Universal Basic Income for Developing Countries?

By Jurin Katayama Flores

Over the past decade, nations have observed that their increase in income inequality, as well as technologies replacing elementary occupations, have had negative effects on job security. In order to alleviate this issue, governments present benefits to vulnerable and eligible individuals, provided that these recipients meet the welfare conditionalities, such as being employed or attaining education.  However, the limitations of a conditional form of redistribution include that not all vulnerable individuals are eligible, propelling the argument for implementing a Universal Basic Income (UBI) – an unconditional and uniform transfer for every individual on a recurring basis – as some, including Elon Musk and Andrew Yang, believe that the latter will reduce administrative costs in welfare schemes and eliminate poverty.

Changing from a conditional form of redistribution to UBI, nevertheless, is met with concerns. First, the feasibility of including all individuals as recipients means higher costs for the government. Second, the government fears that UBI will result in reduced work incentives and people to become “more idle”. Thus, the question arises: is UBI feasible for developing countries? Is it even desirable in the first place?

Could developing nations afford a switch to UBI?

In order for everyone to receive a UBI, we must first decide on the amount of this transfer. If UBI is used to relieve poverty, we must set the minimum income to the estimated international poverty line – the minimum income that is enough to provide basic needs for an individual – is US$57 a month.

Let us choose the Philippines as an example of a developing country. Considering that the Philippine population in April 2020 is 100.98 million people, UBI would cost a whopping US$69 billion per annum if UBI is set to the estimated international poverty line. Even supposing that current social schemes were to be abolished and that total tax revenue were to be redirected towards UBI, the 2017 annual tax revenue of US$54.92 billion, raised through the progressive income tax system, would not be sufficient to fund this switch. Therefore, the only way to afford UBI would be to increase the marginal tax rate.

The feasibility of implementing UBI would therefore depend upon how agreeable the tax-paying individuals are to an increase in marginal tax rate. Considering that only certain individuals in developing countries contribute to tax revenue, the amount of increase in marginal tax rate needed to cover UBI may be too high to be politically feasible. As a result, welfare state may settle for a lower marginal tax rate that will not be enough.

Would developing countries even want a UBI?

A developed country, such as the UK, where technologies are advancing yet job insecurity is rising, would desire a welfare scheme that will maintain enough income during uncertain job conditions while maintaining incentives to work. However, a developing country, such as the Philippines, with a majority of the population in elementary occupations, would prioritize a welfare scheme that will promote education for future labor productivity.

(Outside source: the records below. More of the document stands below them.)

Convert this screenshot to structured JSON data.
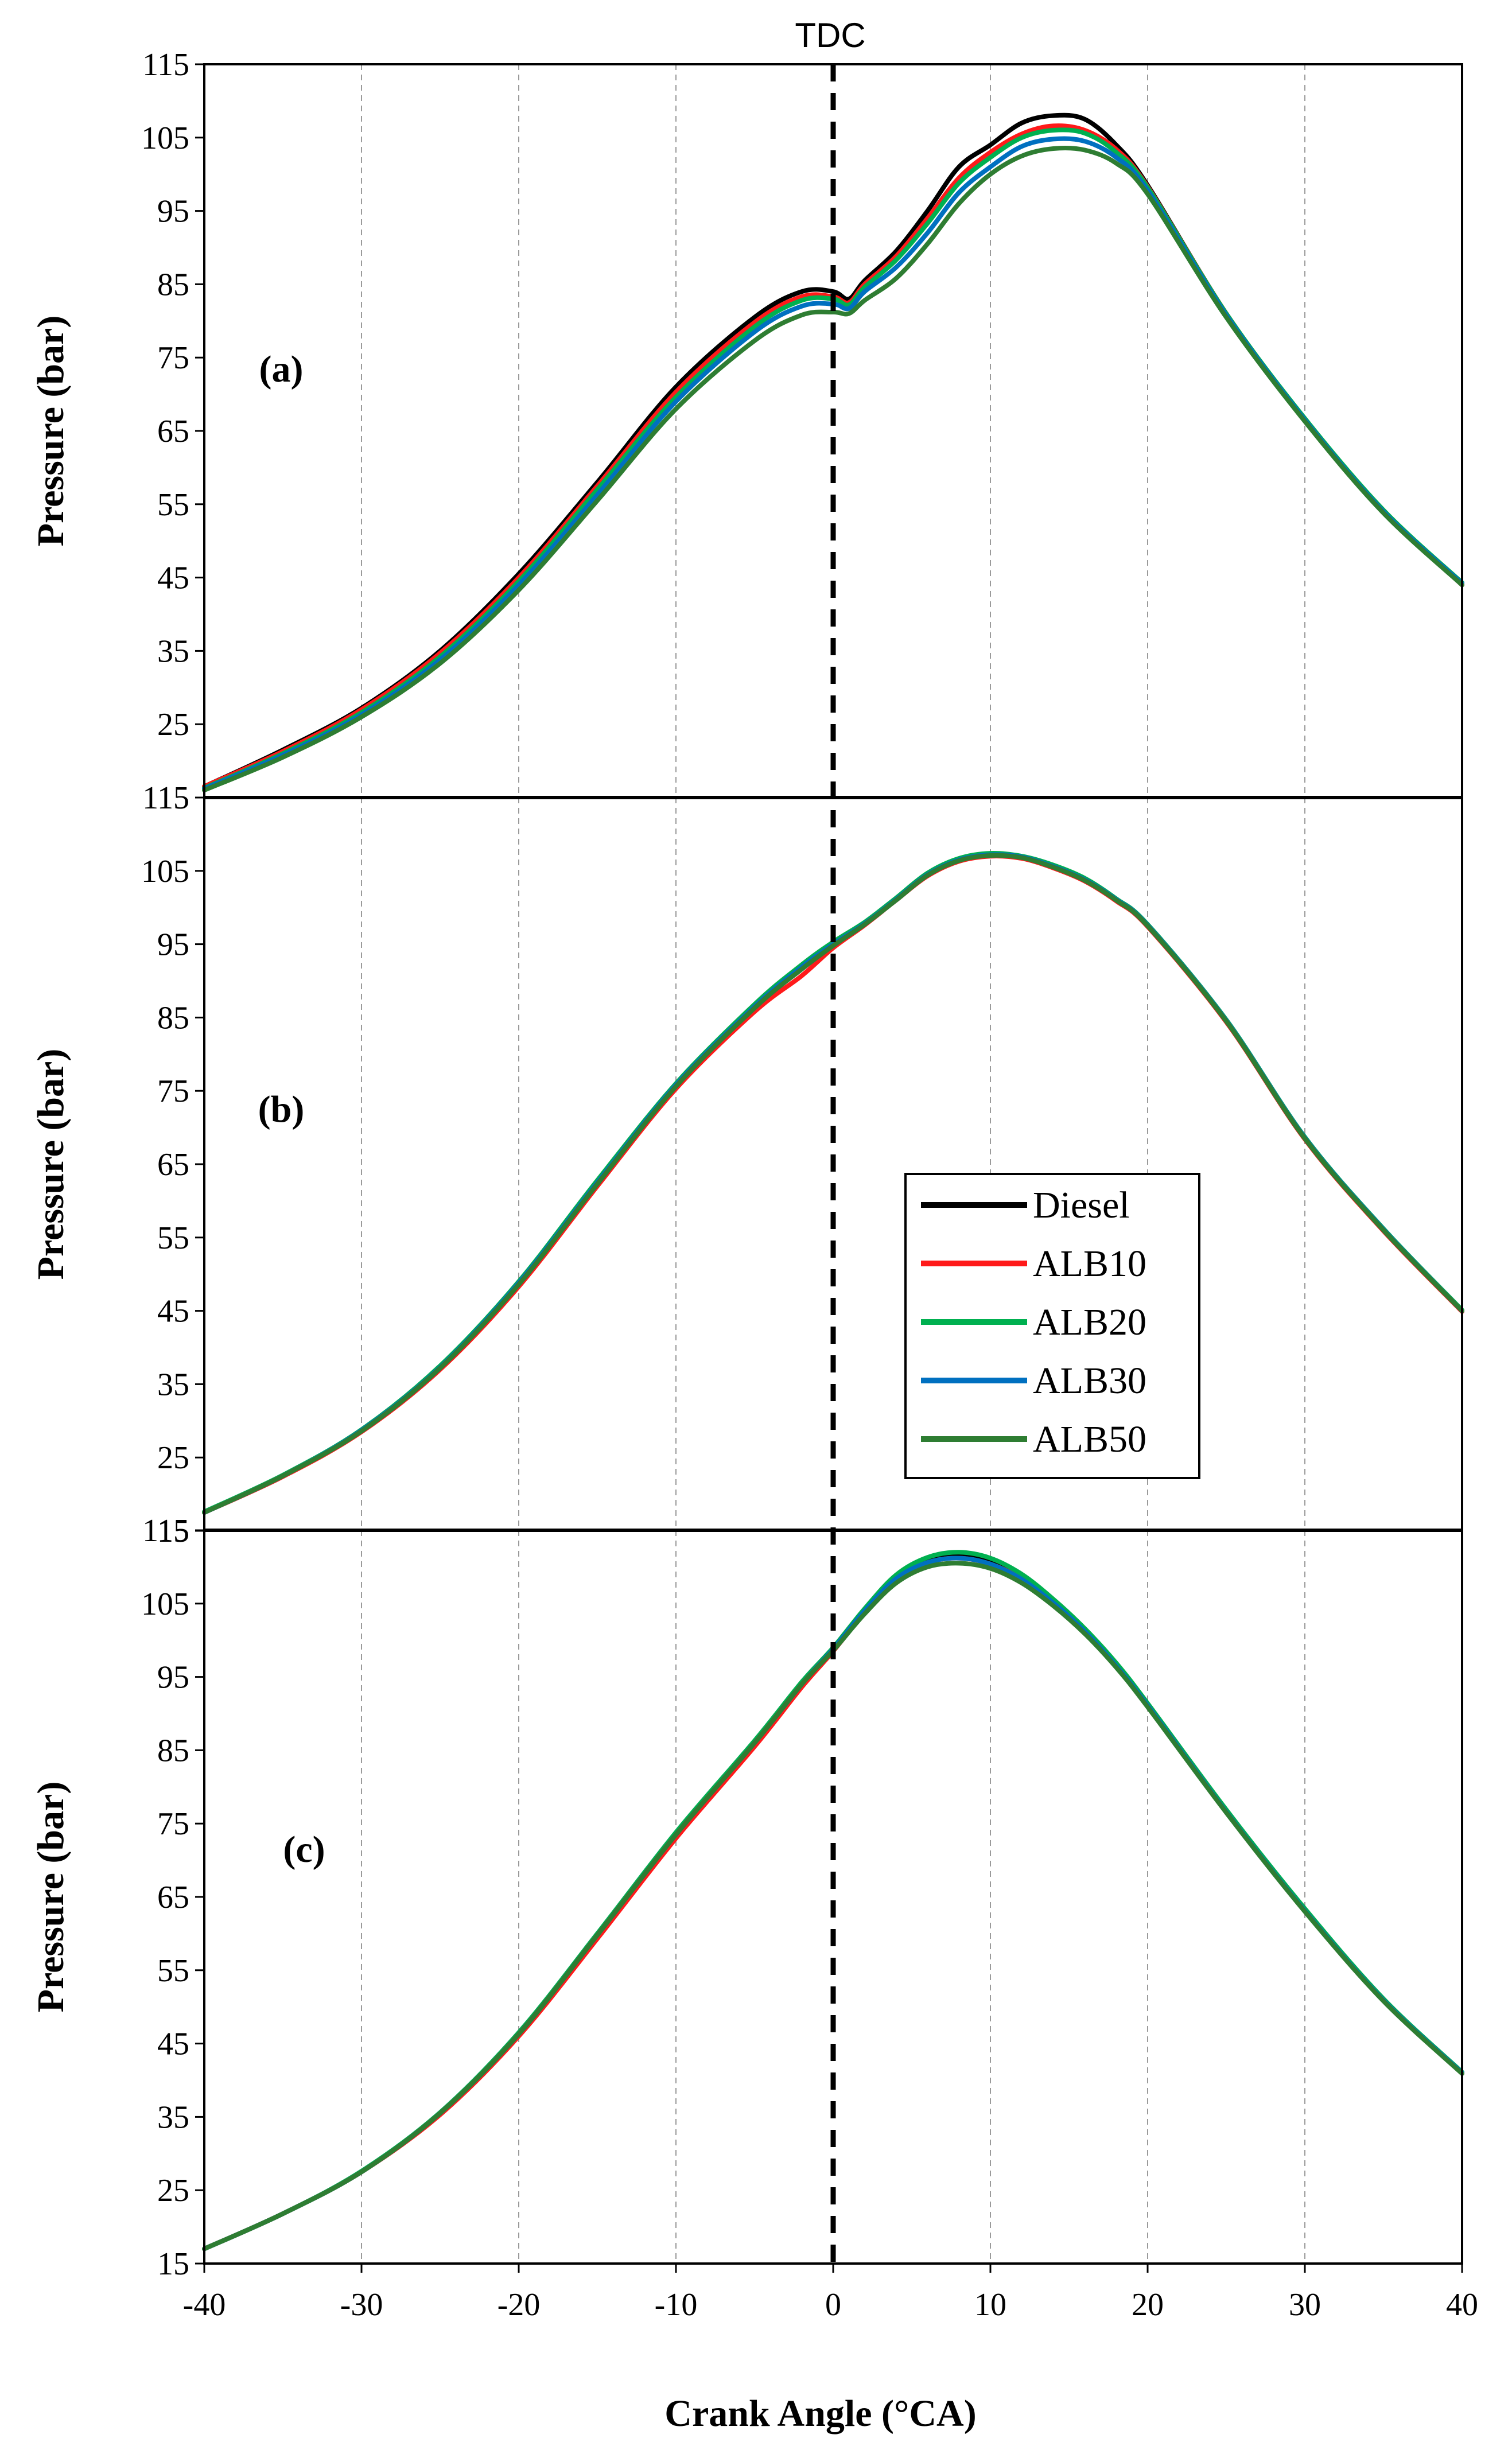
{
  "chart_data": {
    "type": "line",
    "title": "",
    "tdc_label": "TDC",
    "xlabel": "Crank Angle (°CA)",
    "ylabel": "Pressure (bar)",
    "xlim": [
      -40,
      40
    ],
    "ylim": [
      15,
      115
    ],
    "xticks": [
      -40,
      -30,
      -20,
      -10,
      0,
      10,
      20,
      30,
      40
    ],
    "yticks": [
      15,
      25,
      35,
      45,
      55,
      65,
      75,
      85,
      95,
      105,
      115
    ],
    "vertical_line_x": 0,
    "legend_position": "inside-right of panel (b)",
    "series_styles": [
      {
        "name": "Diesel",
        "color": "#000000"
      },
      {
        "name": "ALB10",
        "color": "#ff1a1a"
      },
      {
        "name": "ALB20",
        "color": "#00b050"
      },
      {
        "name": "ALB30",
        "color": "#0070c0"
      },
      {
        "name": "ALB50",
        "color": "#2e7d32"
      }
    ],
    "panels": [
      {
        "label": "(a)",
        "series": [
          {
            "name": "Diesel",
            "x": [
              -40,
              -35,
              -30,
              -25,
              -20,
              -15,
              -10,
              -5,
              -2,
              0,
              1,
              2,
              4,
              6,
              8,
              10,
              12,
              14,
              16,
              18,
              20,
              25,
              30,
              35,
              40
            ],
            "y": [
              16.5,
              21.5,
              27.2,
              35,
              45.5,
              58,
              71,
              80.5,
              84,
              84,
              83,
              85.5,
              89.5,
              95,
              101,
              104,
              107,
              108,
              107.5,
              104,
              98.5,
              81,
              66.5,
              54,
              44
            ]
          },
          {
            "name": "ALB10",
            "x": [
              -40,
              -35,
              -30,
              -25,
              -20,
              -15,
              -10,
              -5,
              -2,
              0,
              1,
              2,
              4,
              6,
              8,
              10,
              12,
              14,
              16,
              18,
              20,
              25,
              30,
              35,
              40
            ],
            "y": [
              16.5,
              21.3,
              27,
              34.7,
              45,
              57.5,
              70.3,
              79.8,
              83.3,
              83.3,
              82.5,
              85,
              88.8,
              94,
              99.5,
              103,
              105.5,
              106.6,
              106,
              103.4,
              98.3,
              81,
              66.6,
              54,
              44
            ]
          },
          {
            "name": "ALB20",
            "x": [
              -40,
              -35,
              -30,
              -25,
              -20,
              -15,
              -10,
              -5,
              -2,
              0,
              1,
              2,
              4,
              6,
              8,
              10,
              12,
              14,
              16,
              18,
              20,
              25,
              30,
              35,
              40
            ],
            "y": [
              16.3,
              21,
              26.6,
              34.2,
              44.5,
              57,
              69.6,
              79.2,
              82.8,
              83,
              82.2,
              84.6,
              88.3,
              93.3,
              98.8,
              102.3,
              105,
              106,
              105.6,
              103,
              98.2,
              81,
              66.7,
              54.2,
              44.3
            ]
          },
          {
            "name": "ALB30",
            "x": [
              -40,
              -35,
              -30,
              -25,
              -20,
              -15,
              -10,
              -5,
              -2,
              0,
              1,
              2,
              4,
              6,
              8,
              10,
              12,
              14,
              16,
              18,
              20,
              25,
              30,
              35,
              40
            ],
            "y": [
              16.2,
              20.8,
              26.3,
              33.8,
              44,
              56.3,
              69,
              78.5,
              82,
              82.3,
              81.7,
              84,
              87.3,
              92,
              97.5,
              101,
              103.8,
              104.8,
              104.5,
              102.3,
              97.8,
              80.8,
              66.5,
              54,
              44.2
            ]
          },
          {
            "name": "ALB50",
            "x": [
              -40,
              -35,
              -30,
              -25,
              -20,
              -15,
              -10,
              -5,
              -2,
              0,
              1,
              2,
              4,
              6,
              8,
              10,
              12,
              14,
              16,
              18,
              20,
              25,
              30,
              35,
              40
            ],
            "y": [
              16,
              20.5,
              26,
              33.3,
              43.3,
              55.5,
              68,
              77.3,
              80.8,
              81.2,
              81,
              82.8,
              85.8,
              90.5,
              96,
              100,
              102.5,
              103.5,
              103.3,
              101.5,
              97.3,
              80.5,
              66.3,
              53.8,
              44
            ]
          }
        ]
      },
      {
        "label": "(b)",
        "series": [
          {
            "name": "Diesel",
            "x": [
              -40,
              -35,
              -30,
              -25,
              -20,
              -15,
              -10,
              -5,
              -2,
              0,
              2,
              4,
              6,
              8,
              10,
              12,
              14,
              16,
              18,
              20,
              25,
              30,
              35,
              40
            ],
            "y": [
              17.5,
              22.5,
              28.7,
              37.3,
              48.8,
              62.5,
              75.8,
              86.5,
              91.8,
              95,
              97.8,
              101,
              104.4,
              106.4,
              107.1,
              106.8,
              105.5,
              103.7,
              101,
              97.5,
              84.5,
              68.5,
              56,
              45
            ]
          },
          {
            "name": "ALB10",
            "x": [
              -40,
              -35,
              -30,
              -25,
              -20,
              -15,
              -10,
              -5,
              -2,
              0,
              2,
              4,
              6,
              8,
              10,
              12,
              14,
              16,
              18,
              20,
              25,
              30,
              35,
              40
            ],
            "y": [
              17.5,
              22.4,
              28.5,
              37,
              48.3,
              62,
              75.3,
              85.8,
              90.7,
              94.5,
              97.6,
              101,
              104.3,
              106.3,
              107,
              106.7,
              105.4,
              103.6,
              100.9,
              97.4,
              84.4,
              68.4,
              55.9,
              44.9
            ]
          },
          {
            "name": "ALB20",
            "x": [
              -40,
              -35,
              -30,
              -25,
              -20,
              -15,
              -10,
              -5,
              -2,
              0,
              2,
              4,
              6,
              8,
              10,
              12,
              14,
              16,
              18,
              20,
              25,
              30,
              35,
              40
            ],
            "y": [
              17.6,
              22.6,
              28.8,
              37.5,
              49,
              62.8,
              76,
              86.8,
              92.2,
              95.3,
              98,
              101.3,
              104.7,
              106.7,
              107.4,
              107,
              105.8,
              104,
              101.2,
              97.7,
              84.7,
              68.7,
              56.2,
              45.1
            ]
          },
          {
            "name": "ALB30",
            "x": [
              -40,
              -35,
              -30,
              -25,
              -20,
              -15,
              -10,
              -5,
              -2,
              0,
              2,
              4,
              6,
              8,
              10,
              12,
              14,
              16,
              18,
              20,
              25,
              30,
              35,
              40
            ],
            "y": [
              17.5,
              22.5,
              28.7,
              37.3,
              48.8,
              62.5,
              75.8,
              86.5,
              91.9,
              95,
              97.8,
              101.1,
              104.5,
              106.5,
              107.2,
              106.9,
              105.6,
              103.8,
              101.1,
              97.6,
              84.6,
              68.6,
              56.1,
              45
            ]
          },
          {
            "name": "ALB50",
            "x": [
              -40,
              -35,
              -30,
              -25,
              -20,
              -15,
              -10,
              -5,
              -2,
              0,
              2,
              4,
              6,
              8,
              10,
              12,
              14,
              16,
              18,
              20,
              25,
              30,
              35,
              40
            ],
            "y": [
              17.5,
              22.5,
              28.6,
              37.2,
              48.6,
              62.3,
              75.6,
              86.3,
              91.6,
              94.8,
              97.7,
              101,
              104.4,
              106.4,
              107.1,
              106.8,
              105.5,
              103.7,
              101,
              97.5,
              84.5,
              68.5,
              56,
              45
            ]
          }
        ]
      },
      {
        "label": "(c)",
        "series": [
          {
            "name": "Diesel",
            "x": [
              -40,
              -35,
              -30,
              -25,
              -20,
              -15,
              -10,
              -5,
              -2,
              0,
              2,
              4,
              6,
              8,
              10,
              12,
              14,
              16,
              18,
              20,
              25,
              30,
              35,
              40
            ],
            "y": [
              17,
              21.8,
              27.5,
              35.5,
              46.3,
              59.8,
              73.5,
              86,
              94,
              98.8,
              104,
              108.5,
              110.8,
              111.5,
              110.8,
              108.7,
              105.4,
              101.5,
              96.8,
              91.3,
              76.8,
              63.3,
              51,
              41
            ]
          },
          {
            "name": "ALB10",
            "x": [
              -40,
              -35,
              -30,
              -25,
              -20,
              -15,
              -10,
              -5,
              -2,
              0,
              2,
              4,
              6,
              8,
              10,
              12,
              14,
              16,
              18,
              20,
              25,
              30,
              35,
              40
            ],
            "y": [
              17,
              21.8,
              27.5,
              35.3,
              46,
              59.3,
              73,
              85.5,
              93.6,
              98.5,
              103.8,
              108.3,
              110.6,
              111.2,
              110.4,
              108.4,
              105.2,
              101.3,
              96.6,
              91.2,
              76.7,
              63.2,
              50.9,
              41
            ]
          },
          {
            "name": "ALB20",
            "x": [
              -40,
              -35,
              -30,
              -25,
              -20,
              -15,
              -10,
              -5,
              -2,
              0,
              2,
              4,
              6,
              8,
              10,
              12,
              14,
              16,
              18,
              20,
              25,
              30,
              35,
              40
            ],
            "y": [
              17,
              21.8,
              27.6,
              35.6,
              46.5,
              60,
              73.8,
              86.3,
              94.3,
              99,
              104.3,
              108.9,
              111.3,
              112,
              111.2,
              109,
              105.6,
              101.6,
              96.9,
              91.4,
              76.9,
              63.4,
              51.1,
              41.1
            ]
          },
          {
            "name": "ALB30",
            "x": [
              -40,
              -35,
              -30,
              -25,
              -20,
              -15,
              -10,
              -5,
              -2,
              0,
              2,
              4,
              6,
              8,
              10,
              12,
              14,
              16,
              18,
              20,
              25,
              30,
              35,
              40
            ],
            "y": [
              17,
              21.8,
              27.5,
              35.5,
              46.3,
              59.8,
              73.5,
              86,
              94,
              98.8,
              104,
              108.4,
              110.6,
              111.2,
              110.4,
              108.3,
              105.1,
              101.2,
              96.5,
              91.1,
              76.6,
              63.1,
              50.9,
              41
            ]
          },
          {
            "name": "ALB50",
            "x": [
              -40,
              -35,
              -30,
              -25,
              -20,
              -15,
              -10,
              -5,
              -2,
              0,
              2,
              4,
              6,
              8,
              10,
              12,
              14,
              16,
              18,
              20,
              25,
              30,
              35,
              40
            ],
            "y": [
              17,
              21.8,
              27.5,
              35.5,
              46.3,
              59.8,
              73.5,
              86,
              94,
              98.6,
              103.6,
              107.8,
              110,
              110.5,
              109.8,
              107.8,
              104.7,
              100.9,
              96.3,
              90.9,
              76.5,
              63,
              50.8,
              40.9
            ]
          }
        ]
      }
    ]
  }
}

Implementing a UBI affects people differently where some will experience an increase in net income, whereas those who experience an increased marginal tax rate will experience a decrease in net income. Those who experience an increase in their net income will of course, welcome the idea of UBI as they would be better off. There will be an income effect causing them to increase their hours of leisure and decrease work incentives, which will not be desired by the government. In contrast, the effects of those who experience a decrease in their net income will be ambiguous. On one hand, the decreased income will decrease demand for leisure, demonstrating an income effect. On the other hand, when wage rate decreases, leisure becomes cheaper and more attractive, demonstrating a substitution effect. Therefore, the change in hours of leisure for the rich would depend on whether the income or substitution effect will dominate. It is normally considered that tax rate increase results in substitution effect dominating, and thus overall, we could assume that this group of people will also increase their hours of leisure, which will not be desired by the government.

Closing thoughts

Is UBI feasible and desirable for developing countries? The short answer is no, but it is definitely more complicated than that. Regarding feasibility, a UBI set to the poverty line would only be achieved if there was an increase in marginal tax rate. Although not impossible, it is unrealistic to assume that rich individuals would accept a large increase in marginal tax rate considering the political climate of many developing nations. The desirability of UBI is more complicated. This article has declared that the government will oppose UBI as it will cause an increase in hours of leisure. However, some may argue that an increase of leisure is good for the country as it will provide time for individuals to invest in their education, improving the workforce of the country in the long run. Although that may be true for some individuals, the investment into education is not guaranteed by the UBI. Instead, a conditional form of redistribution (where its conditions include attaining education) will incentivize and guarantee individuals to make the government’s desired choice. Consequently, these concerns establish the UBI may not yet be appropriate for developing countries.